"There is difference and there is power. And who holds the power decides the meaning of the difference." --June Jordan

Thursday, May 8, 2008

What are you doing for the Moms in your life?

Sybil Vane at Bitch Ph.D. writes about what Mother's Day really means -- and what it shouldn't mean.  She discusses how giving moms a day-long vacation from domestic labor makes a rather insulting Mother's Day gift, and I especially love how she points out that Mother's Day wasn't started as just another "Hallmark holiday", but that it was recognized as a national holiday due to the work of feminists.  You should read the whole thing, but this part in particular made me choke up:
 
What I want for Mother's Day is some demonstration that the adult-ish people to whom my mothering matters (which is currently only my husband as our daughter is young) have reflected on what it means to try to mother with intelligence, grace, courage, and kindness in this historical moment.
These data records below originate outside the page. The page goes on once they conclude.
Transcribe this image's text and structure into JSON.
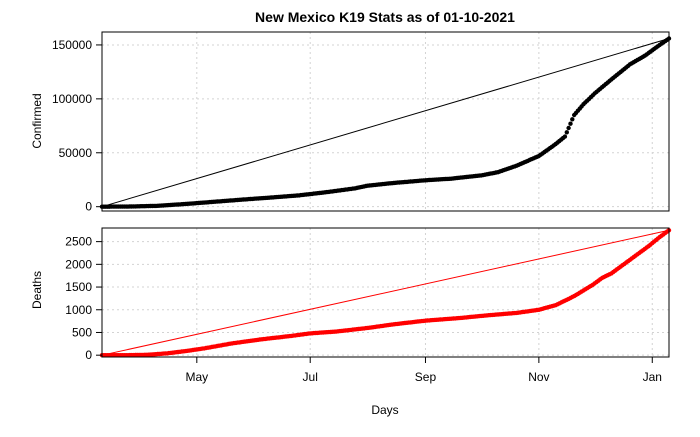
{
  "chart_data": {
    "type": "scatter",
    "title": "New Mexico K19 Stats as of 01-10-2021",
    "xlabel": "Days",
    "x_axis": {
      "type": "date",
      "range": [
        "2020-03-11",
        "2021-01-10"
      ],
      "ticks": [
        {
          "date": "2020-05-01",
          "label": "May"
        },
        {
          "date": "2020-07-01",
          "label": "Jul"
        },
        {
          "date": "2020-09-01",
          "label": "Sep"
        },
        {
          "date": "2020-11-01",
          "label": "Nov"
        },
        {
          "date": "2021-01-01",
          "label": "Jan"
        }
      ]
    },
    "grid": true,
    "panels": [
      {
        "ylabel": "Confirmed",
        "color": "#000000",
        "ylim": [
          -4000,
          162000
        ],
        "yticks": [
          0,
          50000,
          100000,
          150000
        ],
        "yticklabels": [
          "0",
          "50000",
          "100000",
          "150000"
        ],
        "reference_line": [
          [
            "2020-03-11",
            0
          ],
          [
            "2021-01-10",
            156000
          ]
        ],
        "series": [
          {
            "name": "Confirmed",
            "points": [
              [
                "2020-03-11",
                0
              ],
              [
                "2020-03-25",
                100
              ],
              [
                "2020-04-10",
                800
              ],
              [
                "2020-04-25",
                2500
              ],
              [
                "2020-05-10",
                4500
              ],
              [
                "2020-05-25",
                6500
              ],
              [
                "2020-06-10",
                8500
              ],
              [
                "2020-06-25",
                10500
              ],
              [
                "2020-07-10",
                13500
              ],
              [
                "2020-07-25",
                17000
              ],
              [
                "2020-08-01",
                19500
              ],
              [
                "2020-08-15",
                22000
              ],
              [
                "2020-09-01",
                24500
              ],
              [
                "2020-09-15",
                26000
              ],
              [
                "2020-10-01",
                29000
              ],
              [
                "2020-10-10",
                32000
              ],
              [
                "2020-10-20",
                38000
              ],
              [
                "2020-11-01",
                47000
              ],
              [
                "2020-11-10",
                58000
              ],
              [
                "2020-11-15",
                65000
              ],
              [
                "2020-11-20",
                85000
              ],
              [
                "2020-11-25",
                95000
              ],
              [
                "2020-12-01",
                105000
              ],
              [
                "2020-12-10",
                118000
              ],
              [
                "2020-12-20",
                132000
              ],
              [
                "2020-12-28",
                140000
              ],
              [
                "2021-01-05",
                150000
              ],
              [
                "2021-01-10",
                156000
              ]
            ]
          }
        ]
      },
      {
        "ylabel": "Deaths",
        "color": "#ff0000",
        "ylim": [
          -40,
          2800
        ],
        "yticks": [
          0,
          500,
          1000,
          1500,
          2000,
          2500
        ],
        "yticklabels": [
          "0",
          "500",
          "1000",
          "1500",
          "2000",
          "2500"
        ],
        "reference_line": [
          [
            "2020-03-11",
            0
          ],
          [
            "2021-01-10",
            2750
          ]
        ],
        "series": [
          {
            "name": "Deaths",
            "points": [
              [
                "2020-03-11",
                0
              ],
              [
                "2020-03-25",
                0
              ],
              [
                "2020-04-05",
                10
              ],
              [
                "2020-04-15",
                40
              ],
              [
                "2020-04-25",
                90
              ],
              [
                "2020-05-05",
                150
              ],
              [
                "2020-05-20",
                260
              ],
              [
                "2020-06-05",
                350
              ],
              [
                "2020-06-20",
                420
              ],
              [
                "2020-07-01",
                480
              ],
              [
                "2020-07-15",
                520
              ],
              [
                "2020-08-01",
                600
              ],
              [
                "2020-08-15",
                680
              ],
              [
                "2020-09-01",
                760
              ],
              [
                "2020-09-20",
                820
              ],
              [
                "2020-10-05",
                880
              ],
              [
                "2020-10-20",
                930
              ],
              [
                "2020-11-01",
                1000
              ],
              [
                "2020-11-10",
                1100
              ],
              [
                "2020-11-20",
                1300
              ],
              [
                "2020-11-30",
                1550
              ],
              [
                "2020-12-05",
                1700
              ],
              [
                "2020-12-10",
                1800
              ],
              [
                "2020-12-20",
                2100
              ],
              [
                "2020-12-30",
                2400
              ],
              [
                "2021-01-05",
                2600
              ],
              [
                "2021-01-10",
                2750
              ]
            ]
          }
        ]
      }
    ]
  }
}
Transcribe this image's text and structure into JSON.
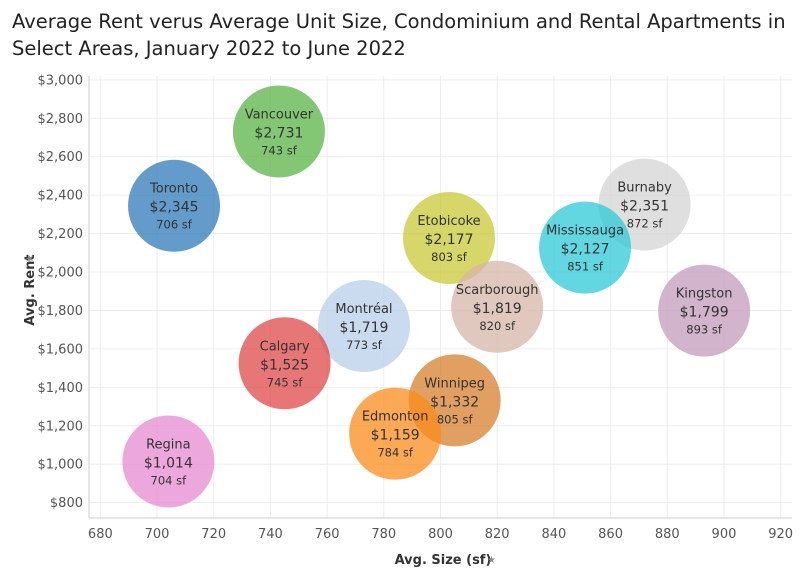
{
  "title": "Average Rent verus Average Unit Size, Condominium and Rental Apartments in Select Areas, January 2022 to June 2022",
  "chart_data": {
    "type": "scatter",
    "title": "Average Rent verus Average Unit Size, Condominium and Rental Apartments in Select Areas, January 2022 to June 2022",
    "xlabel": "Avg. Size (sf)",
    "ylabel": "Avg. Rent",
    "xlim": [
      676,
      924
    ],
    "ylim": [
      720,
      3020
    ],
    "xticks": [
      680,
      700,
      720,
      740,
      760,
      780,
      800,
      820,
      840,
      860,
      880,
      900,
      920
    ],
    "yticks": [
      800,
      1000,
      1200,
      1400,
      1600,
      1800,
      2000,
      2200,
      2400,
      2600,
      2800,
      3000
    ],
    "ytick_labels": [
      "$800",
      "$1,000",
      "$1,200",
      "$1,400",
      "$1,600",
      "$1,800",
      "$2,000",
      "$2,200",
      "$2,400",
      "$2,600",
      "$2,800",
      "$3,000"
    ],
    "grid": true,
    "points": [
      {
        "name": "Vancouver",
        "size": 743,
        "rent": 2731,
        "rent_label": "$2,731",
        "size_label": "743 sf",
        "color": "#59b446"
      },
      {
        "name": "Toronto",
        "size": 706,
        "rent": 2345,
        "rent_label": "$2,345",
        "size_label": "706 sf",
        "color": "#2f7ab9"
      },
      {
        "name": "Burnaby",
        "size": 872,
        "rent": 2351,
        "rent_label": "$2,351",
        "size_label": "872 sf",
        "color": "#d4d4d4"
      },
      {
        "name": "Etobicoke",
        "size": 803,
        "rent": 2177,
        "rent_label": "$2,177",
        "size_label": "803 sf",
        "color": "#c9c836"
      },
      {
        "name": "Mississauga",
        "size": 851,
        "rent": 2127,
        "rent_label": "$2,127",
        "size_label": "851 sf",
        "color": "#2ec9d8"
      },
      {
        "name": "Scarborough",
        "size": 820,
        "rent": 1819,
        "rent_label": "$1,819",
        "size_label": "820 sf",
        "color": "#d7b5aa"
      },
      {
        "name": "Kingston",
        "size": 893,
        "rent": 1799,
        "rent_label": "$1,799",
        "size_label": "893 sf",
        "color": "#c39bbb"
      },
      {
        "name": "Montréal",
        "size": 773,
        "rent": 1719,
        "rent_label": "$1,719",
        "size_label": "773 sf",
        "color": "#b8cfeb"
      },
      {
        "name": "Calgary",
        "size": 745,
        "rent": 1525,
        "rent_label": "$1,525",
        "size_label": "745 sf",
        "color": "#df4848"
      },
      {
        "name": "Winnipeg",
        "size": 805,
        "rent": 1332,
        "rent_label": "$1,332",
        "size_label": "805 sf",
        "color": "#d77f2e"
      },
      {
        "name": "Edmonton",
        "size": 784,
        "rent": 1159,
        "rent_label": "$1,159",
        "size_label": "784 sf",
        "color": "#fb8c1c"
      },
      {
        "name": "Regina",
        "size": 704,
        "rent": 1014,
        "rent_label": "$1,014",
        "size_label": "704 sf",
        "color": "#e58bd0"
      }
    ]
  }
}
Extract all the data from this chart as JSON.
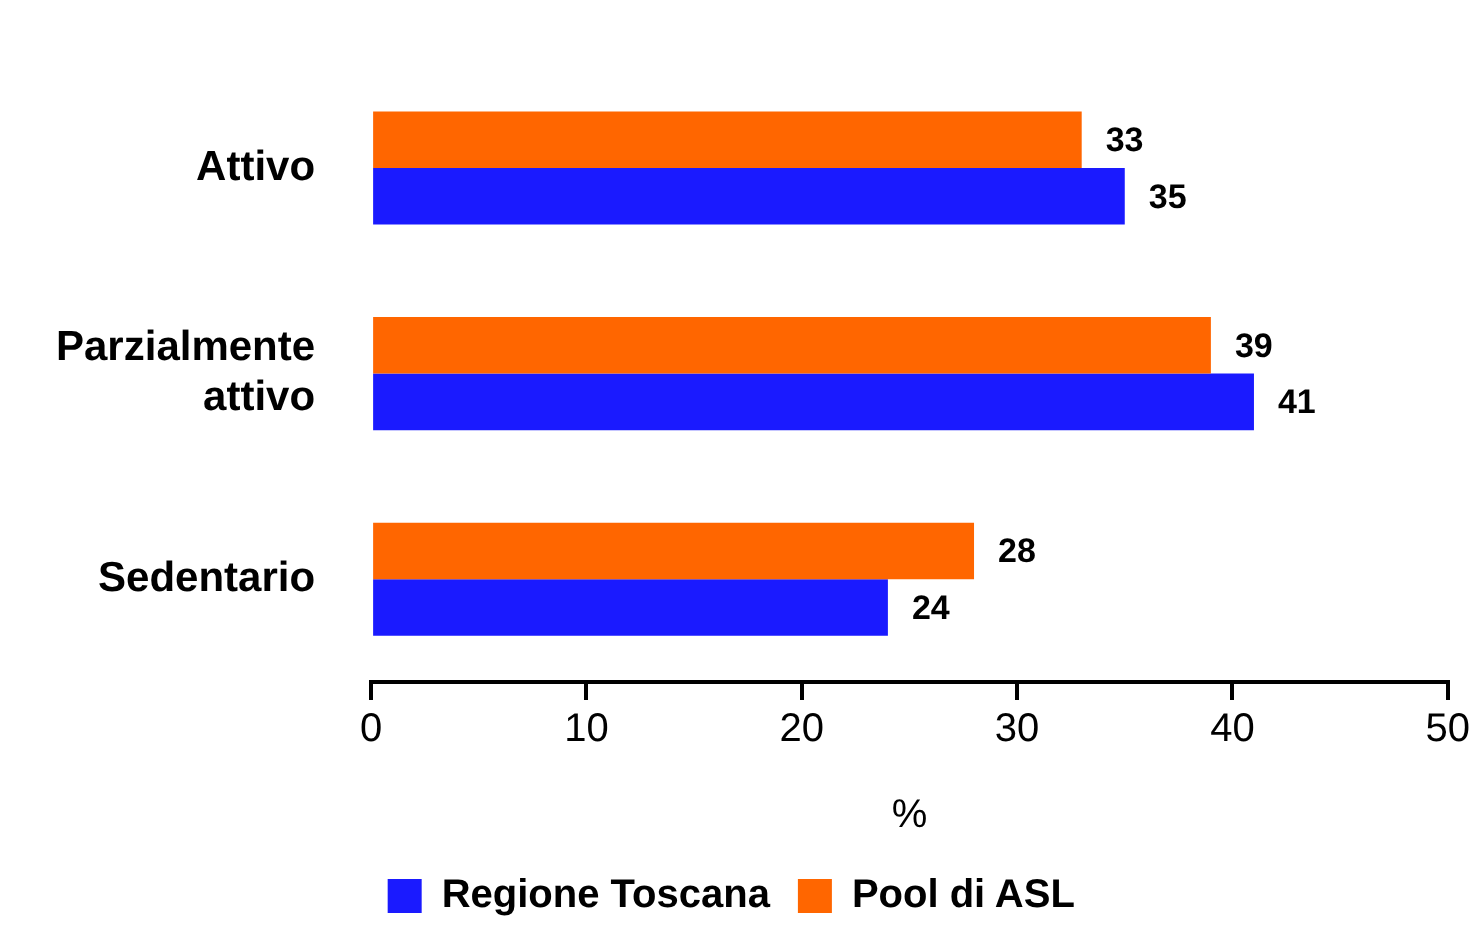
{
  "chart_data": {
    "type": "bar",
    "orientation": "horizontal",
    "categories": [
      "Attivo",
      "Parzialmente attivo",
      "Sedentario"
    ],
    "series": [
      {
        "name": "Regione Toscana",
        "color": "#1a1aff",
        "values": [
          35,
          41,
          24
        ]
      },
      {
        "name": "Pool di ASL",
        "color": "#ff6600",
        "values": [
          33,
          39,
          28
        ]
      }
    ],
    "xlabel": "%",
    "xlim": [
      0,
      50
    ],
    "xticks": [
      0,
      10,
      20,
      30,
      40,
      50
    ],
    "data_labels": true,
    "grid": false,
    "legend": "bottom"
  }
}
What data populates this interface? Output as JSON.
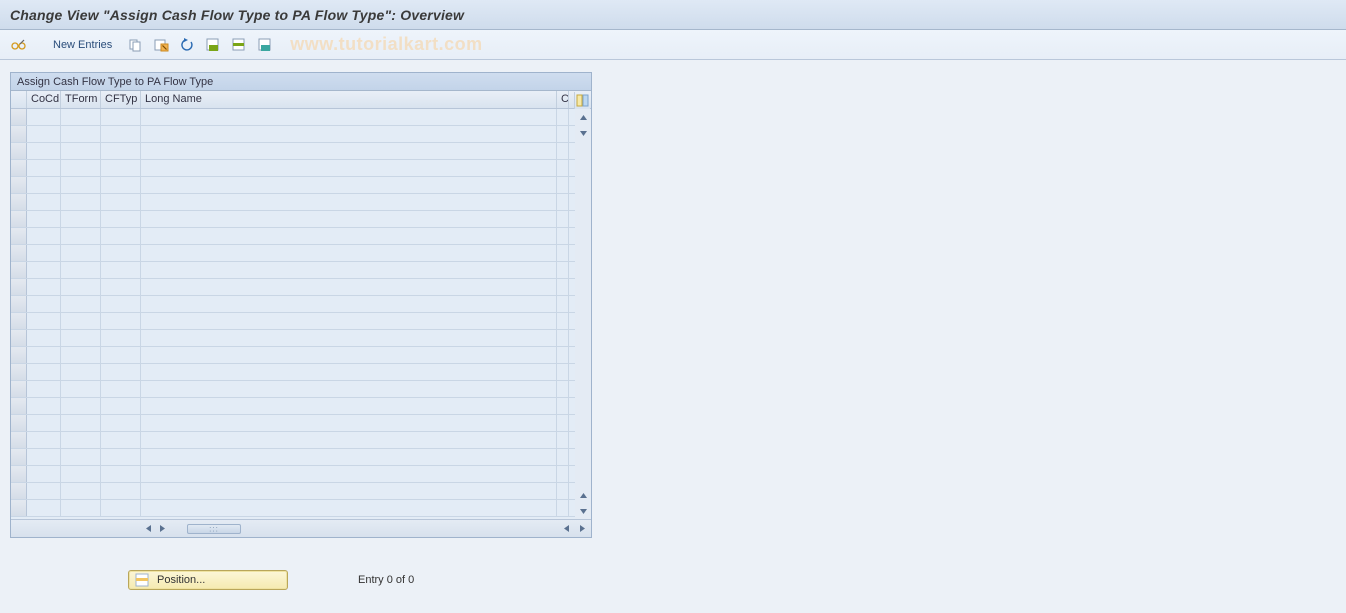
{
  "title": "Change View \"Assign Cash Flow Type to PA Flow Type\": Overview",
  "toolbar": {
    "new_entries_label": "New Entries"
  },
  "watermark": "www.tutorialkart.com",
  "panel": {
    "caption": "Assign Cash Flow Type to PA Flow Type",
    "columns": {
      "cocd": "CoCd",
      "tform": "TForm",
      "cftyp": "CFTyp",
      "longname": "Long Name",
      "trailing": "Ca"
    },
    "row_count": 24
  },
  "position_button_label": "Position...",
  "entry_text": "Entry 0 of 0",
  "colors": {
    "page_bg": "#e6ecf2",
    "titlebar_top": "#dfe9f5",
    "titlebar_bottom": "#cfdcec",
    "panel_border": "#9fb3cc",
    "grid_line": "#c9d6e5",
    "accent_yellow_top": "#fcf6d8",
    "accent_yellow_bottom": "#f5eab0",
    "watermark": "#f2dfc5",
    "icon_green": "#7aa517",
    "icon_orange": "#e2932a",
    "icon_blue": "#2b6bb3",
    "icon_teal": "#3ba7a0"
  }
}
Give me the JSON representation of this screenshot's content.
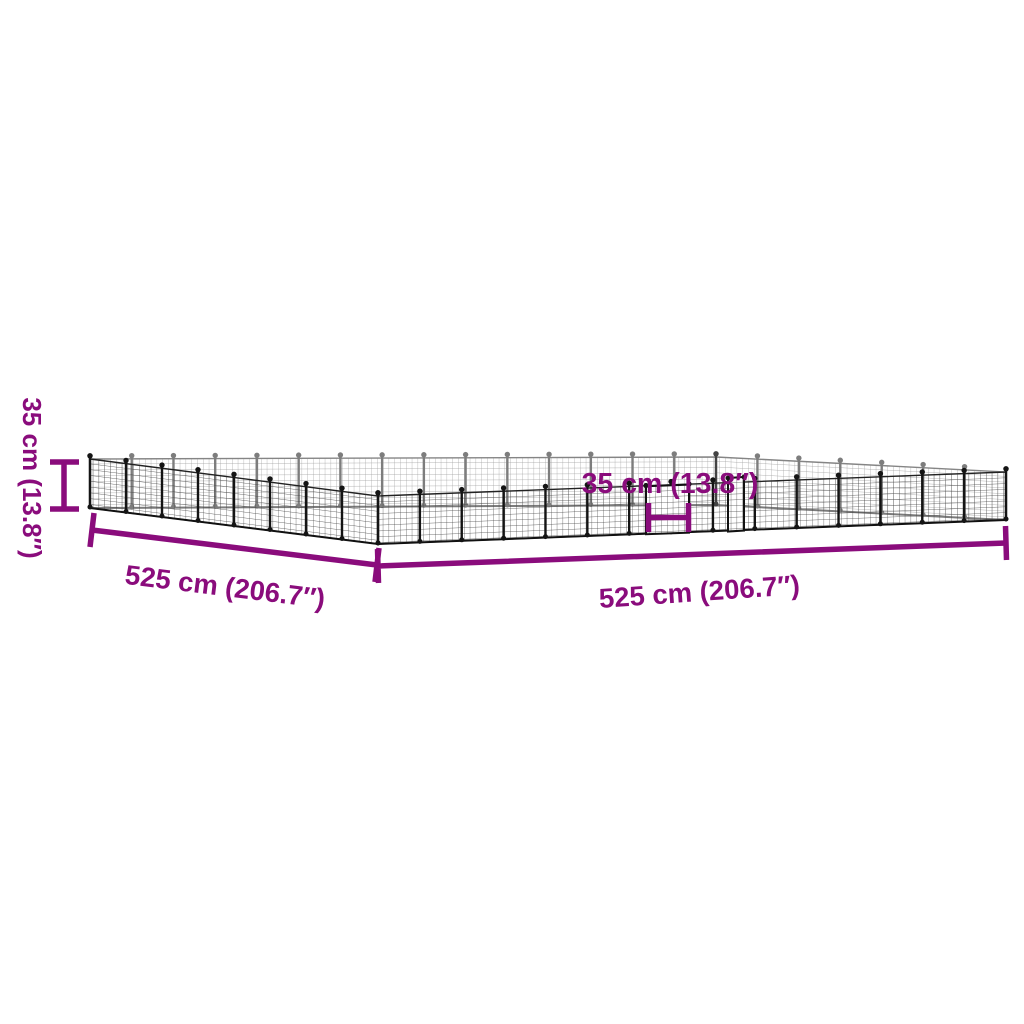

I want a recognition that I am under-served by social and business policies that do not value the work I do as a mother, and that I am under-served by the sentimentalization of motherhood. I want awareness that while the domestic labor I do is unpaid, it is not, de facto, my labor and has very little to do with mothering. I want conscious decisions to value the social and political influence of mothering, and commitments to increasing the visibility of the ways mother's are disenfranchised.